子どもにかかる教育費は、各家庭の家計の状況や教育方針によっていろいろな考え方があると思いますが、家計の様々なものが節約の対象となる中でも、教育費だけは惜しむことなくしっかり使いたいと考えるご家庭が多いようです。

親として、自分の子どもにだけはきちんとした教育を受けさせたい、子どもにだけは苦労をさせたくない、ということで教育費を節約の対象とせず聖域化させる気持ちはよくわかりますが、無理をして家計から捻出していればそのうち破綻してしまいます。

最近景気がますます悪化する中、経済的な事情で退学や転学を余儀なくされるお子さんが多くなっているというニュースも、よく耳にするようになりました。やはりこれからは教育費だけを特別視せず、しっかり家計の仕分け対象にすることが必要となるでしょう。


長期の計画をしっかり立てる

教育費はある日突然降って沸いたようにかかる訳ではなく、何歳でどんなイベントがあるのか、子どもが生まれた時点ではっきりしているものです。泥棒を捕まえて縄をなうようなことが無いように、幼少のころから計画的に準備する必要があります。

まず考えたいのは、蓄える手段。ひと昔前くらいまでは、教育費といえば学資保険に加入して貯めるというのが一般的でしたが、現在では元本が割れてしまう商品がほとんどです。一時払いの養老保険などであれば良いですが、毎月こつこつ貯めていく手段としては学資保険はあまりオススメではありません。口座から自動で引き落としされる定額貯金などを利用し、計画的に貯蓄しましょう。

それから問題なのは進路の選択です。大学だけをとっても、4年間にかかる学費は公立で300万円程度、私立ではその倍以上と、公立と私立では学費がまるで異なります。ですので、早い段階ではまだ進路が見え難いかとは思いますが、どこまで家計で賄えるかをある程度定めて進路を決める必要があるでしょう。

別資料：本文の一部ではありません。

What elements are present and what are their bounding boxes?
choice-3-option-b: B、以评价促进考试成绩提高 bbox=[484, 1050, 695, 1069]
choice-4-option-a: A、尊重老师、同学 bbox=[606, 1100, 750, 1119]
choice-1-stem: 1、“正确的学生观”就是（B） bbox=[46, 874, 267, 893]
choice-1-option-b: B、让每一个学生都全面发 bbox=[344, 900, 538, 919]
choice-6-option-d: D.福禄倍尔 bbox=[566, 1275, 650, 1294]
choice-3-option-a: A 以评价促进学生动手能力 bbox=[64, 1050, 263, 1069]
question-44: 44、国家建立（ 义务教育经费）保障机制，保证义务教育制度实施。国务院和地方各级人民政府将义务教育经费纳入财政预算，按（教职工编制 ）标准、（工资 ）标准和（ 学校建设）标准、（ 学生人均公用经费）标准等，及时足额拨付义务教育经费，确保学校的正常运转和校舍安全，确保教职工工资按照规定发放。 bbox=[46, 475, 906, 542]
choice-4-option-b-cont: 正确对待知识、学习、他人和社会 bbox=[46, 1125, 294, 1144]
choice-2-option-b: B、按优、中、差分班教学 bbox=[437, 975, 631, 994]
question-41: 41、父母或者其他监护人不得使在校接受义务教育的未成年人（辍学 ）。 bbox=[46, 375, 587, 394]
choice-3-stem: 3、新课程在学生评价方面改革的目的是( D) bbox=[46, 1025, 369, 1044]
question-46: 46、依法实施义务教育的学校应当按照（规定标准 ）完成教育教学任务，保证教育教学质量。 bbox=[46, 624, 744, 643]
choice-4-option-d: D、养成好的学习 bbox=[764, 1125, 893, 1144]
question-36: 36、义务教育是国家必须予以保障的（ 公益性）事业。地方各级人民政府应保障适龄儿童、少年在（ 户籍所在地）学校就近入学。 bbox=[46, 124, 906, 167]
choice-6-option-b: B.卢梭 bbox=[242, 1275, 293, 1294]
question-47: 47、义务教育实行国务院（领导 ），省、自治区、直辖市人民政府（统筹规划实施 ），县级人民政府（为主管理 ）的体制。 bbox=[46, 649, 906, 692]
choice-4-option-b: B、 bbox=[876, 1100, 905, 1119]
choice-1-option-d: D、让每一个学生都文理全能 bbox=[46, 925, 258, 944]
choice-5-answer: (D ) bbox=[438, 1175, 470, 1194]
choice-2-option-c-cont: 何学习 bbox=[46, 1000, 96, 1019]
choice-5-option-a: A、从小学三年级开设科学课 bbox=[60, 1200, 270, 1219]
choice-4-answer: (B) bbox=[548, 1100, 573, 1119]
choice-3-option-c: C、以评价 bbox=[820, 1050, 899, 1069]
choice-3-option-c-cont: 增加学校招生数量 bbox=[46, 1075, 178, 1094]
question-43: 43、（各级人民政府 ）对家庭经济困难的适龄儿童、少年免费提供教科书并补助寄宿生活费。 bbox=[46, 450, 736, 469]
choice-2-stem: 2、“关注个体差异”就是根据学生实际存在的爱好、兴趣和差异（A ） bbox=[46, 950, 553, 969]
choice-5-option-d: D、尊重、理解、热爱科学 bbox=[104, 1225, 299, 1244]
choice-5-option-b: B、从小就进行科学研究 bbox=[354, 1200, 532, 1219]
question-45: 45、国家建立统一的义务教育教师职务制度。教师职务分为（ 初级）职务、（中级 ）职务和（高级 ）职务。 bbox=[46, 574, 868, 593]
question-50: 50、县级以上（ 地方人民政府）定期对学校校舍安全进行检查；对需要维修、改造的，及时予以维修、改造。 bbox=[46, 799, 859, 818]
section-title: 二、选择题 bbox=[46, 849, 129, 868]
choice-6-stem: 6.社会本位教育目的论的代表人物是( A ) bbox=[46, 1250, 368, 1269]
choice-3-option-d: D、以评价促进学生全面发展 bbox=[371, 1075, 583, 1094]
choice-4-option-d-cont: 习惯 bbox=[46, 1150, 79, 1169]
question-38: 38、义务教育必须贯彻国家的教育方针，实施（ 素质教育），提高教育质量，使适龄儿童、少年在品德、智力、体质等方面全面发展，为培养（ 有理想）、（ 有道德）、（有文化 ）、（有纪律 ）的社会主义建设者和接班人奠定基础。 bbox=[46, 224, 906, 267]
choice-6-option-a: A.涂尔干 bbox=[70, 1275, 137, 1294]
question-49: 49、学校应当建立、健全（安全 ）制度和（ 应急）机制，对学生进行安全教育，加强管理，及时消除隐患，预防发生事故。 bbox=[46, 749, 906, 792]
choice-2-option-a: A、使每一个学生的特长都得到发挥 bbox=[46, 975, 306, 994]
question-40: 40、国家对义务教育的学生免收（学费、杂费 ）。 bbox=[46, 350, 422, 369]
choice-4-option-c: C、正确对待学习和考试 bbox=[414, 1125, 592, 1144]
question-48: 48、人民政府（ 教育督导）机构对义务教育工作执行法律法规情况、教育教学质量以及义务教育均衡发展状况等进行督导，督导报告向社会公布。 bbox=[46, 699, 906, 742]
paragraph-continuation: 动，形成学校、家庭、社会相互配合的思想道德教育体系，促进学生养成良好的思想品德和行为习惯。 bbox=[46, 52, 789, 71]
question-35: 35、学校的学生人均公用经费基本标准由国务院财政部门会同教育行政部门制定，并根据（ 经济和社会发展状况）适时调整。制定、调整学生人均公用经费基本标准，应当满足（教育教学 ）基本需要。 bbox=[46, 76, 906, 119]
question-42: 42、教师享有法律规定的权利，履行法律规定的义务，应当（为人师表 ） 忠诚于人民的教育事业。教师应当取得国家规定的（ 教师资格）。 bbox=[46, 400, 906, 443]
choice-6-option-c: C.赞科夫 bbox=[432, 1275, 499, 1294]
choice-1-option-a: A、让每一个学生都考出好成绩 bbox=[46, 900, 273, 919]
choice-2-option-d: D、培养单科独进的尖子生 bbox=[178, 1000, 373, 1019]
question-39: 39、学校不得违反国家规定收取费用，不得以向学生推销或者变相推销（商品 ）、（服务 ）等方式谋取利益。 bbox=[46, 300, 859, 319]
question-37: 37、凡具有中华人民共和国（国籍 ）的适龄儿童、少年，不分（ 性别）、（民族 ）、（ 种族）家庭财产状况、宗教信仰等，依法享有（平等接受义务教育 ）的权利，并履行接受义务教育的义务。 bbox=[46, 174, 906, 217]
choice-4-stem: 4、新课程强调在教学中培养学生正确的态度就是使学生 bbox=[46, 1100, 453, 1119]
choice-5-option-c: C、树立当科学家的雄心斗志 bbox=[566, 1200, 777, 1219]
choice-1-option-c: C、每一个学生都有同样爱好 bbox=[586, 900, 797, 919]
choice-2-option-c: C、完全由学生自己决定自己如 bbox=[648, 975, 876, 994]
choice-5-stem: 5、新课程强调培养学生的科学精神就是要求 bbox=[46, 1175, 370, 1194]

もし計画をオーバーする進路に進むようなら奨学金を利用するなど、親が学費を100%負担をしなくてはならないという思い込みを無くすべきです。

【参考リンク】
独立行政法人日本学生支援機構

メリハリのある使い方を心がける

塾や家庭教師などにかかる費用は、かけようと思えばきりがありません。いくらでも支出できる裕福なご家庭は良いですが、そうでないならばこの部分もメリハリを持たせる必要があります。

受験期の学齢であれば、受験塾の特別講習や特別教材などもかなりの負担です。これらも言われるがままに受講するのではなく、各家庭で必要か否かをしっかり選択して決めましょう。

それから、未就学から小学校低学年くらいのくらいのお子さんにかかるお稽古ごとの費用も、本当に必要か見直しましょう。

子どもの可能性をのばしたいという親心はよくわかりますが、本人の意思があまりはっきりしないうちの習い事は、親の自己満足で終わることがほとんどです。もちろん、お金に余裕があるご家庭ならどんどん習い事をさせてあげると良いと思いますが、無理をしてでも子どものお稽古に……という状況であれば今すぐやめて貯蓄に回しましょう。


子どもに苦労させないようにするということと、湯水のように子ども費を使うということはイコールではありません。お子さんにとって本当に必要な教育は何か、どこまでを家計から捻出するのかを見極め、教育費も聖域化することなくしっかり節約していきましょう。